Using The Great Gatsby as a springboard text, for example, one of my students asked, "Has it now become possible for people to actually repeat the past as Jay Gatsby once wished?" He then explored the myriad ways recent presidential candidates were recycling the ideas of past presidents such as Kennedy, Clinton, and Reagan. Ultimately, he concluded, "Maybe, instead of imitating past leaders, our politicians would be better off revisiting an even older idea: know thyself."

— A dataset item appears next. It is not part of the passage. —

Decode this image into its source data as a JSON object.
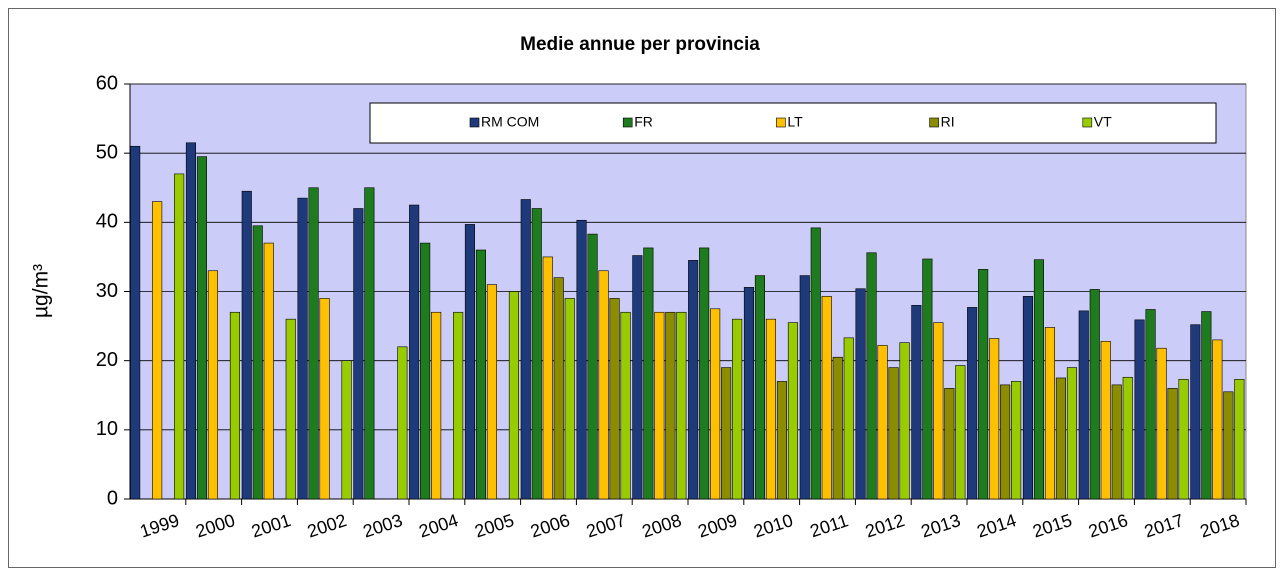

This approach takes time and effort, and we've had to develop many templates and models to scaffold the skills kids need to be successful. But the payoff is worth it; these essays are fresh; original; and, frankly, more fun to grade. Of course, I still have to train my kids how to use the five-paragraph essays for standardized tests, but now more than ever, in this world of Facebook and Twitter, our students need to learn the crucial notion of audience. In other words, five-paragraph essays can serve a student well in certain timed-writing situations. But understanding how to craft a message for different audiences requires an elasticity of mind and fluidity with genre that can't be achieved by a fill-in-the-blank approach.

Freedom can be a little scary. Kids sometimes even panic when they are told they can decide how many paragraphs their essay needs. It can be shocking for them to find out that, yes, sometimes a paragraph has only three sentences. But once they begin to craft work that is engaging, inventive, and modeled after the 21st century discourse they see all around them, kids develop a style and a voice that is truly their own. And as Aristotle once noted, "Change in all things is sweet."